New Delhi (ABC Live): Buddhist Maldives : In spite of being just mentioned briefly in most history books, the 1,400-year-long Buddhist period has a foundational importance in the history of the Maldives.
It was during this period that the cultures of the Maldives as we now know it both developed and flourished.
Before embracing Buddhism as their way of life, Maldivians had practised an ancient form of Hinduism, ritualistic traditions known as Śrauta, in the form of venerating the Surya (the ancient ruling caste were of Aadheetta or Suryavanshi origins).
Buddhism probably spread to the Maldives in the 3rd century BC, at the time of Aśoka. Nearly all archaeological remains in the Maldives are from Buddhist stupas and monasteries, and all artifacts found to date display characteristic Buddhist iconography.
Buddhist temples were Mandala shaped, they are oriented according to the four cardinal points, the main gate being towards the east. Since building space and materials were scarce, Maldivians constructed their places of worship on the foundations of previous buildings.
The ancient Buddhist stupas are called “havitta”, “hatteli” or “ustubu” by the Maldivians according to the different atolls. These stupas and other archaeological remains, like foundations of Buddhist buildings Vihara, compound walls and stone baths, are found on many islands of the Maldives.
They usually lie buried under mounds of sand and covered by vegetation.
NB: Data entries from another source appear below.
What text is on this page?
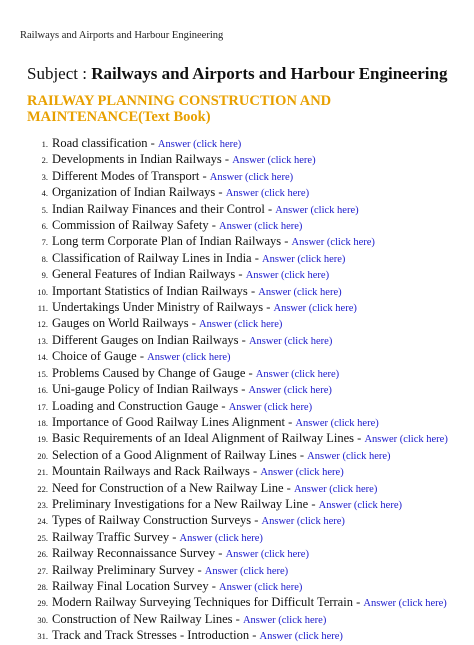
Railways and Airports and Harbour Engineering
Subject : Railways and Airports and Harbour Engineering
RAILWAY PLANNING CONSTRUCTION AND MAINTENANCE(Text Book)
1. Road classification - Answer (click here)
2. Developments in Indian Railways - Answer (click here)
3. Different Modes of Transport - Answer (click here)
4. Organization of Indian Railways - Answer (click here)
5. Indian Railway Finances and their Control - Answer (click here)
6. Commission of Railway Safety - Answer (click here)
7. Long term Corporate Plan of Indian Railways - Answer (click here)
8. Classification of Railway Lines in India - Answer (click here)
9. General Features of Indian Railways - Answer (click here)
10. Important Statistics of Indian Railways - Answer (click here)
11. Undertakings Under Ministry of Railways - Answer (click here)
12. Gauges on World Railways - Answer (click here)
13. Different Gauges on Indian Railways - Answer (click here)
14. Choice of Gauge - Answer (click here)
15. Problems Caused by Change of Gauge - Answer (click here)
16. Uni-gauge Policy of Indian Railways - Answer (click here)
17. Loading and Construction Gauge - Answer (click here)
18. Importance of Good Railway Lines Alignment - Answer (click here)
19. Basic Requirements of an Ideal Alignment of Railway Lines - Answer (click here)
20. Selection of a Good Alignment of Railway Lines - Answer (click here)
21. Mountain Railways and Rack Railways - Answer (click here)
22. Need for Construction of a New Railway Line - Answer (click here)
23. Preliminary Investigations for a New Railway Line - Answer (click here)
24. Types of Railway Construction Surveys - Answer (click here)
25. Railway Traffic Survey - Answer (click here)
26. Railway Reconnaissance Survey - Answer (click here)
27. Railway Preliminary Survey - Answer (click here)
28. Railway Final Location Survey - Answer (click here)
29. Modern Railway Surveying Techniques for Difficult Terrain - Answer (click here)
30. Construction of New Railway Lines - Answer (click here)
31. Track and Track Stresses - Introduction - Answer (click here)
Local historian Hassan Ahmed Maniku counted as many as 59 islands with Buddhist archaeological sites in a provisional list he published in 1990.
The largest monuments of the Buddhist era are in the islands fringing the eastern side of Haddhunmathi Atoll.
In the early 11th century, the Minicoy and Thiladhunmathi, and possibly other northern Atolls, were conquered by the medieval Chola Tamil emperor Raja Raja Chola I, thus becoming a part of the Chola Empire.
The Maldivian language, the first Maldive scripts, the architecture, the ruling institutions, the customs and manners of the Maldivians originated at the time when the Maldives were a Buddhist kingdom.
The Maldives was converted to Islam in the year 1153 AD by a Muslim named from Maghreb (North Africa) by the name of Abul Barakat Yoosuf Al Barbary.
After arrival at Malé Abul Barakat Yoosuf Al Barbary stayed in Malé for several days. He was a Hafiz, a person who could recite the entire Holy Quran from memory.
The importance of the Arabs as traders in the Indian Ocean by the 12th century may partly explain why the last Buddhist king of Maldives was converted to Islam and thereafter followed by his wives and children and members of the court.
The King hereupon adopted the Muslim title and name (in Arabic) of Sultan (besides the old Divehi title of Maha Radun or Ras Kilege or Rasgefānu) Muhammad al Adil, initiating a series of six Islamic dynasties consisting of eighty-four sultans and sultanas that lasted until 1932.
According to Thangeehu Kurevunu Dhivehi Raajjeyge Thaareekhuge Thanthankolhu the Hafiz succeeded in converting Maldivians to Islam after much effort and endeavour.
His first efforts to proselytise did not meet with success. However his relentless perseverance turned out to be a tremendous service to the nation as Maldivians finally embraced Islam.
After the people embraced the Islamic faith the Buddhist temples and idols were destroyed.
Archaeological excavations carried out in Malé at various times this century confirm the fact that there had been Buddhist temples in Malé during the 12th century AD.
Yoosuf Al Barbary stayed in the Maldives to teach Islam to the people. He died during the reign of Dharumavantha Rasgefaanu (Muhammed Ibn Abdulla).
During his reign he strengthened adherence to the rules and principles of Islam, established laws of governance and destroyed the symbols of Buddhism. It is said that a long time after Abul Barakat Yoosuf Al Barbary’s death, the Sultan left on pilgrimage to Mecca and did not return.
Initiating a series of six Islamic dynasties consisting of eighty-four sultans and sultanas that lasted until 1932 when the sultanate became elective.The formal title of the Sultan up to 1965 was, Sultan of Land and Sea, Lord of the twelve-thousand islands and Sultan of the Maldives which came with the style Highness.
The construction of the first Friday Mosque
The mosque was first built by Sultan Muhammed Ibn Abdulla. The works were carried out by Minister Shaniviraza upon the order of the Sultan and his brother Sri Kalo.